The Triangle Water Polo Club, which runs the league, believes the addition of Planter’s Walk this summer and more TSA teams in the future will help youth water polo expand in popularity around the Triangle.
Scott Ennis, TWPC president, noted that adding a neighborhood team to the league was the main goal for this year. “Having a community pool come into the league and field a team … is going to be huge,” Ennis said.
The sport itself integrates aspects of basketball and soccer in with swimming. The success of the TSA, which has grown to 82 teams and more than 10,000 participants over the past 43 years, provides inspiration to Ennis about the future of water polo in Wake County.
“The TSA is a model,” he said. “We would love to have 10 or 15 or 20 community pools field teams.”
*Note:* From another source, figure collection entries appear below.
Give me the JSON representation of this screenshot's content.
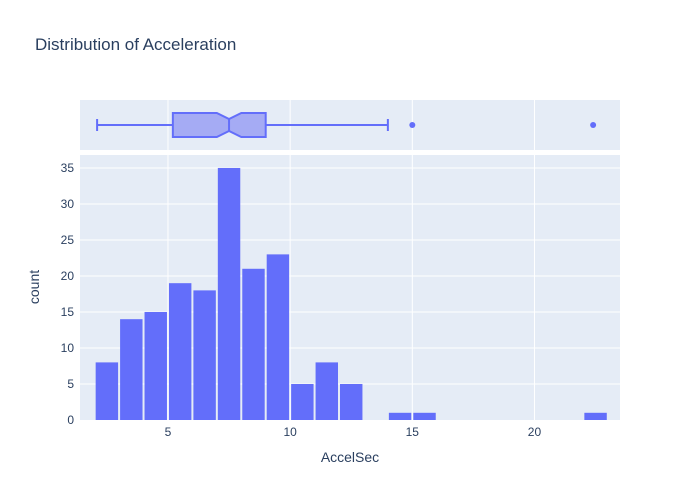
{
  "chart_data": {
    "type": "bar",
    "title": "Distribution of Acceleration",
    "xlabel": "AccelSec",
    "ylabel": "count",
    "xlim": [
      1.4,
      23.5
    ],
    "ylim": [
      0,
      36.8
    ],
    "bin_width": 1,
    "bins": [
      {
        "x0": 2,
        "x1": 3,
        "count": 8
      },
      {
        "x0": 3,
        "x1": 4,
        "count": 14
      },
      {
        "x0": 4,
        "x1": 5,
        "count": 15
      },
      {
        "x0": 5,
        "x1": 6,
        "count": 19
      },
      {
        "x0": 6,
        "x1": 7,
        "count": 18
      },
      {
        "x0": 7,
        "x1": 8,
        "count": 35
      },
      {
        "x0": 8,
        "x1": 9,
        "count": 21
      },
      {
        "x0": 9,
        "x1": 10,
        "count": 23
      },
      {
        "x0": 10,
        "x1": 11,
        "count": 5
      },
      {
        "x0": 11,
        "x1": 12,
        "count": 8
      },
      {
        "x0": 12,
        "x1": 13,
        "count": 5
      },
      {
        "x0": 14,
        "x1": 15,
        "count": 1
      },
      {
        "x0": 15,
        "x1": 16,
        "count": 1
      },
      {
        "x0": 22,
        "x1": 23,
        "count": 1
      }
    ],
    "xticks": [
      5,
      10,
      15,
      20
    ],
    "yticks": [
      0,
      5,
      10,
      15,
      20,
      25,
      30,
      35
    ],
    "box": {
      "lower_fence": 2.1,
      "q1": 5.2,
      "median": 7.5,
      "q3": 9.0,
      "upper_fence": 14.0,
      "notch_low": 7.0,
      "notch_high": 8.0,
      "outliers": [
        15.0,
        22.4
      ]
    },
    "colors": {
      "bar": "#636efa",
      "plot_bg": "#e5ecf6",
      "grid": "#ffffff",
      "box_fill": "#a5abf4",
      "box_line": "#636efa",
      "text": "#2a3f5f"
    }
  }
}
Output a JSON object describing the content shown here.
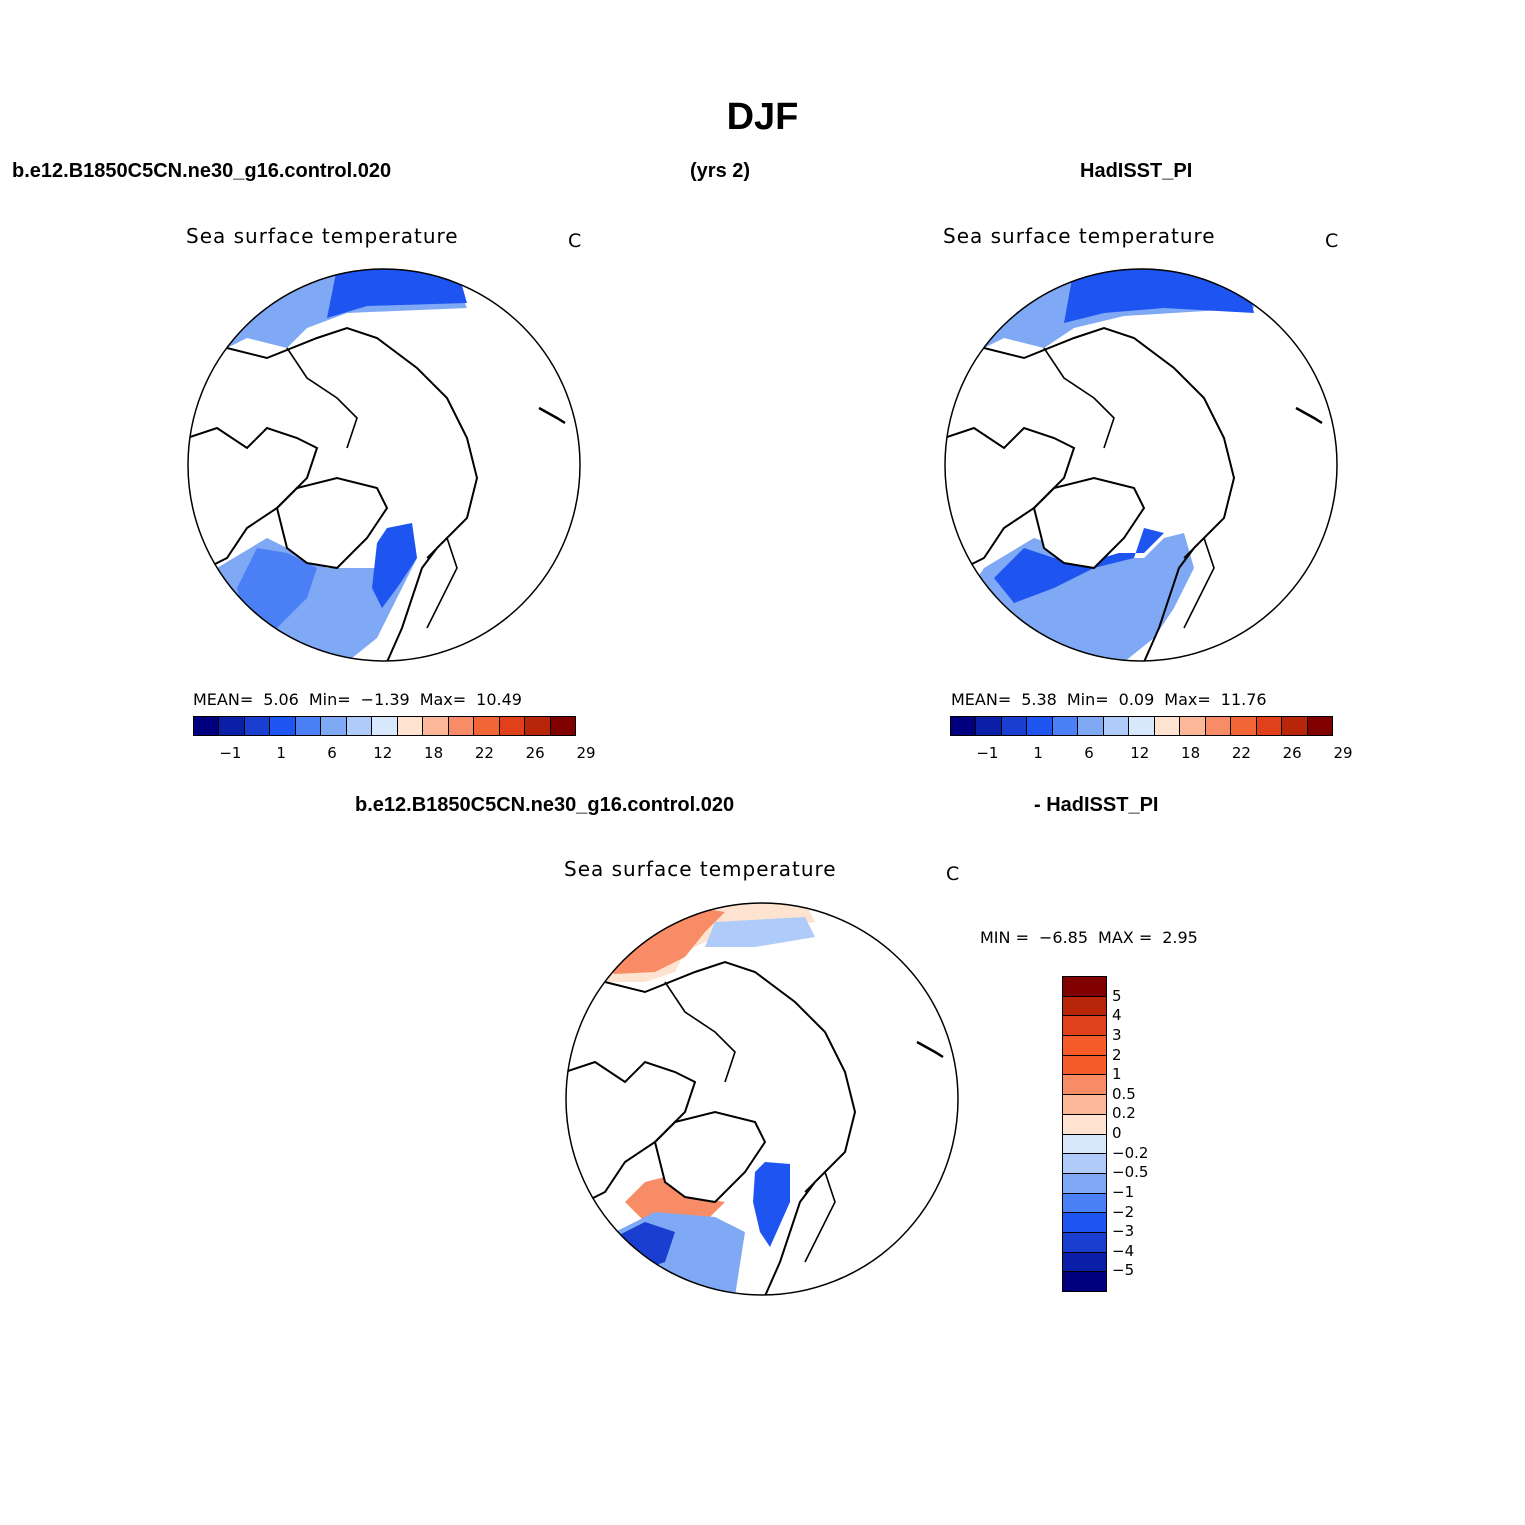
{
  "figure": {
    "title": "DJF",
    "header_left": "b.e12.B1850C5CN.ne30_g16.control.020",
    "header_center": "(yrs 2)",
    "header_right": "HadISST_PI",
    "diff_header_left": "b.e12.B1850C5CN.ne30_g16.control.020",
    "diff_header_right": "- HadISST_PI"
  },
  "panels": [
    {
      "id": "model",
      "title": "Sea surface temperature",
      "units": "C",
      "stats": {
        "mean_label": "MEAN=",
        "mean": "5.06",
        "min_label": "Min=",
        "min": "−1.39",
        "max_label": "Max=",
        "max": "10.49"
      }
    },
    {
      "id": "obs",
      "title": "Sea surface temperature",
      "units": "C",
      "stats": {
        "mean_label": "MEAN=",
        "mean": "5.38",
        "min_label": "Min=",
        "min": "0.09",
        "max_label": "Max=",
        "max": "11.76"
      }
    },
    {
      "id": "diff",
      "title": "Sea surface temperature",
      "units": "C",
      "stats": {
        "min_label": "MIN =",
        "min": "−6.85",
        "max_label": "MAX =",
        "max": "2.95"
      }
    }
  ],
  "sst_colorbar": {
    "colors": [
      "#00007f",
      "#0a1ea8",
      "#1a3fd0",
      "#1e55f0",
      "#4a7ff5",
      "#7fa8f5",
      "#aecbfa",
      "#d8e8fc",
      "#fde3d0",
      "#fcb898",
      "#f88c66",
      "#f26535",
      "#e0401a",
      "#b82508",
      "#800000"
    ],
    "labels": [
      "−1",
      "1",
      "6",
      "12",
      "18",
      "22",
      "26",
      "29"
    ]
  },
  "diff_colorbar": {
    "colors": [
      "#800000",
      "#b82508",
      "#e0401a",
      "#f65b2a",
      "#f88c66",
      "#fcb898",
      "#fde3d0",
      "#d8e8fc",
      "#aecbfa",
      "#7fa8f5",
      "#4a7ff5",
      "#1e55f0",
      "#1a3fd0",
      "#0a1ea8",
      "#00007f"
    ],
    "labels": [
      "5",
      "4",
      "3",
      "2",
      "1",
      "0.5",
      "0.2",
      "0",
      "−0.2",
      "−0.5",
      "−1",
      "−2",
      "−3",
      "−4",
      "−5"
    ]
  }
}
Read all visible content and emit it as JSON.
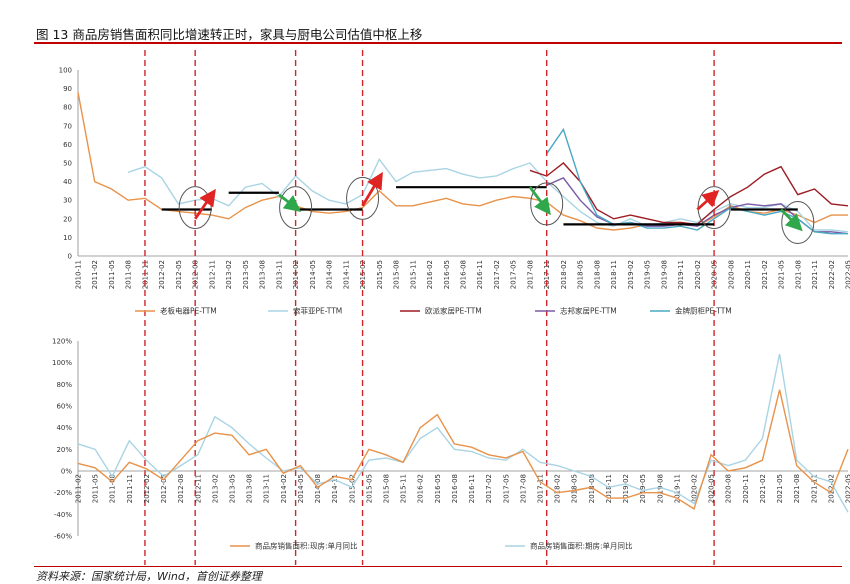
{
  "figure": {
    "title": "图 13 商品房销售面积同比增速转正时，家具与厨电公司估值中枢上移",
    "source": "资料来源：国家统计局，Wind，首创证券整理"
  },
  "colors": {
    "series_orange": "#e8924a",
    "series_lightblue": "#a9d4e4",
    "series_darkred": "#9c1c24",
    "series_purple": "#7a5aa6",
    "series_teal": "#4aa9c2",
    "marker_dashed": "#d0252a",
    "arrow_up": "#e02424",
    "arrow_down": "#2ea84a",
    "level_line": "#000000"
  },
  "chart_data": [
    {
      "type": "line",
      "x": [
        "2010-11",
        "2011-02",
        "2011-05",
        "2011-08",
        "2011-11",
        "2012-02",
        "2012-05",
        "2012-08",
        "2012-11",
        "2013-02",
        "2013-05",
        "2013-08",
        "2013-11",
        "2014-02",
        "2014-05",
        "2014-08",
        "2014-11",
        "2015-02",
        "2015-05",
        "2015-08",
        "2015-11",
        "2016-02",
        "2016-05",
        "2016-08",
        "2016-11",
        "2017-02",
        "2017-05",
        "2017-08",
        "2017-11",
        "2018-02",
        "2018-05",
        "2018-08",
        "2018-11",
        "2019-02",
        "2019-05",
        "2019-08",
        "2019-11",
        "2020-02",
        "2020-05",
        "2020-08",
        "2020-11",
        "2021-02",
        "2021-05",
        "2021-08",
        "2021-11",
        "2022-02",
        "2022-05"
      ],
      "ylim": [
        0,
        100
      ],
      "yticks": [
        "0",
        "10",
        "20",
        "30",
        "40",
        "50",
        "60",
        "70",
        "80",
        "90",
        "100"
      ],
      "series": [
        {
          "name": "老板电器PE-TTM",
          "values": [
            88,
            40,
            36,
            30,
            31,
            25,
            24,
            23,
            22,
            20,
            26,
            30,
            32,
            27,
            24,
            23,
            24,
            26,
            35,
            27,
            27,
            29,
            31,
            28,
            27,
            30,
            32,
            31,
            29,
            22,
            19,
            15,
            14,
            15,
            17,
            17,
            18,
            16,
            21,
            27,
            24,
            23,
            25,
            22,
            18,
            22,
            22
          ]
        },
        {
          "name": "索菲亚PE-TTM",
          "values": [
            null,
            null,
            null,
            45,
            48,
            42,
            28,
            30,
            31,
            27,
            37,
            39,
            32,
            43,
            35,
            30,
            28,
            33,
            52,
            40,
            45,
            46,
            47,
            44,
            42,
            43,
            47,
            50,
            40,
            32,
            24,
            18,
            16,
            20,
            16,
            18,
            20,
            18,
            24,
            28,
            26,
            26,
            28,
            24,
            14,
            14,
            13
          ]
        },
        {
          "name": "欧派家居PE-TTM",
          "values": [
            null,
            null,
            null,
            null,
            null,
            null,
            null,
            null,
            null,
            null,
            null,
            null,
            null,
            null,
            null,
            null,
            null,
            null,
            null,
            null,
            null,
            null,
            null,
            null,
            null,
            null,
            null,
            46,
            43,
            50,
            40,
            25,
            20,
            22,
            20,
            18,
            18,
            17,
            25,
            32,
            37,
            44,
            48,
            33,
            36,
            28,
            27
          ]
        },
        {
          "name": "志邦家居PE-TTM",
          "values": [
            null,
            null,
            null,
            null,
            null,
            null,
            null,
            null,
            null,
            null,
            null,
            null,
            null,
            null,
            null,
            null,
            null,
            null,
            null,
            null,
            null,
            null,
            null,
            null,
            null,
            null,
            null,
            null,
            38,
            42,
            30,
            21,
            17,
            18,
            16,
            16,
            17,
            16,
            22,
            26,
            28,
            27,
            28,
            20,
            13,
            13,
            12
          ]
        },
        {
          "name": "金牌厨柜PE-TTM",
          "values": [
            null,
            null,
            null,
            null,
            null,
            null,
            null,
            null,
            null,
            null,
            null,
            null,
            null,
            null,
            null,
            null,
            null,
            null,
            null,
            null,
            null,
            null,
            null,
            null,
            null,
            null,
            null,
            null,
            55,
            68,
            40,
            22,
            17,
            18,
            15,
            15,
            16,
            14,
            20,
            26,
            24,
            22,
            24,
            20,
            13,
            12,
            12
          ]
        }
      ],
      "level_lines": [
        {
          "x0": "2012-02",
          "x1": "2012-11",
          "y": 25
        },
        {
          "x0": "2013-02",
          "x1": "2013-11",
          "y": 34
        },
        {
          "x0": "2014-02",
          "x1": "2015-02",
          "y": 25
        },
        {
          "x0": "2015-08",
          "x1": "2017-11",
          "y": 37
        },
        {
          "x0": "2018-02",
          "x1": "2020-05",
          "y": 17
        },
        {
          "x0": "2020-08",
          "x1": "2021-08",
          "y": 25
        }
      ],
      "arrows": [
        {
          "dir": "up",
          "x0": "2012-08",
          "y0": 20,
          "x1": "2012-11",
          "y1": 33
        },
        {
          "dir": "down",
          "x0": "2013-11",
          "y0": 33,
          "x1": "2014-02",
          "y1": 26
        },
        {
          "dir": "up",
          "x0": "2015-02",
          "y0": 27,
          "x1": "2015-05",
          "y1": 42
        },
        {
          "dir": "down",
          "x0": "2017-08",
          "y0": 37,
          "x1": "2017-11",
          "y1": 25
        },
        {
          "dir": "up",
          "x0": "2020-02",
          "y0": 25,
          "x1": "2020-05",
          "y1": 33
        },
        {
          "dir": "down",
          "x0": "2021-05",
          "y0": 25,
          "x1": "2021-08",
          "y1": 16
        }
      ],
      "circles": [
        {
          "x": "2012-08",
          "y": 26
        },
        {
          "x": "2014-02",
          "y": 26
        },
        {
          "x": "2015-02",
          "y": 31
        },
        {
          "x": "2017-11",
          "y": 28
        },
        {
          "x": "2020-05",
          "y": 26
        },
        {
          "x": "2021-08",
          "y": 18
        }
      ],
      "vlines": [
        "2011-11",
        "2012-08",
        "2014-02",
        "2015-02",
        "2017-11",
        "2020-05"
      ]
    },
    {
      "type": "line",
      "x": [
        "2011-02",
        "2011-05",
        "2011-08",
        "2011-11",
        "2012-02",
        "2012-05",
        "2012-08",
        "2012-11",
        "2013-02",
        "2013-05",
        "2013-08",
        "2013-11",
        "2014-02",
        "2014-05",
        "2014-08",
        "2014-11",
        "2015-02",
        "2015-05",
        "2015-08",
        "2015-11",
        "2016-02",
        "2016-05",
        "2016-08",
        "2016-11",
        "2017-02",
        "2017-05",
        "2017-08",
        "2017-11",
        "2018-02",
        "2018-05",
        "2018-08",
        "2018-11",
        "2019-02",
        "2019-05",
        "2019-08",
        "2019-11",
        "2020-02",
        "2020-05",
        "2020-08",
        "2020-11",
        "2021-02",
        "2021-05",
        "2021-08",
        "2021-11",
        "2022-02",
        "2022-05"
      ],
      "ylim": [
        -60,
        120
      ],
      "yticks": [
        "-60%",
        "-40%",
        "-20%",
        "0%",
        "20%",
        "40%",
        "60%",
        "80%",
        "100%",
        "120%"
      ],
      "series": [
        {
          "name": "商品房销售面积:现房:单月同比",
          "values": [
            7,
            3,
            -10,
            8,
            2,
            -8,
            10,
            28,
            35,
            33,
            15,
            20,
            -2,
            5,
            -15,
            -5,
            -8,
            20,
            15,
            8,
            40,
            52,
            25,
            22,
            15,
            12,
            18,
            -10,
            -20,
            -18,
            -15,
            -25,
            -25,
            -20,
            -20,
            -25,
            -35,
            15,
            0,
            3,
            10,
            75,
            5,
            -10,
            -20,
            20
          ]
        },
        {
          "name": "商品房销售面积:期房:单月同比",
          "values": [
            25,
            20,
            -5,
            28,
            10,
            -5,
            5,
            15,
            50,
            40,
            25,
            12,
            0,
            3,
            -12,
            -8,
            -15,
            10,
            12,
            8,
            30,
            40,
            20,
            18,
            12,
            10,
            20,
            8,
            5,
            0,
            -5,
            -15,
            -12,
            -18,
            -15,
            -20,
            -30,
            10,
            5,
            10,
            30,
            108,
            10,
            -5,
            -10,
            -38
          ]
        }
      ],
      "vlines": [
        "2011-11",
        "2012-08",
        "2014-02",
        "2015-02",
        "2017-11",
        "2020-05"
      ]
    }
  ]
}
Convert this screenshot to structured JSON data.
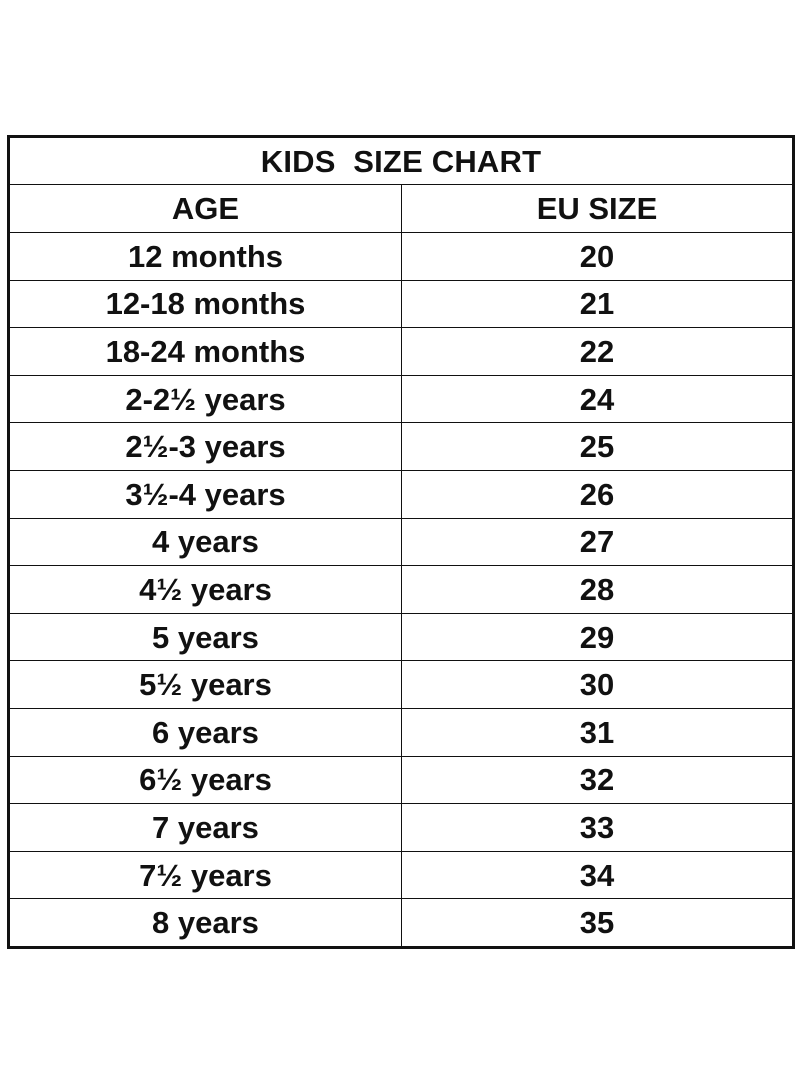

The team at Planter’s Walk is already attracting attention to the point that Walker is considering the possibility of additional teams, each composed of seven starters and several substitutes.
“We have one team well-stocked,” he said. “We are hoping for more, so we can field multiple teams.”
The rain held off long enough for a full practice on Thursday, helping the team members in attendance work on their newly-learned water polo techniques.
Walker paced the side of the pool, whistle never leaving his mouth, as pairs practiced swimming with and without the ball. At each shriek of the whistle, the freestyle swimmer passed the ball across a lane rope to the backstroke swimmer. Over time, the pass was caught one-handed with more and more frequency.
The Planter’s Walk water polo team for the first time was making headway.
“We are really excited,” Walker said. “It should be really fun for the kids.”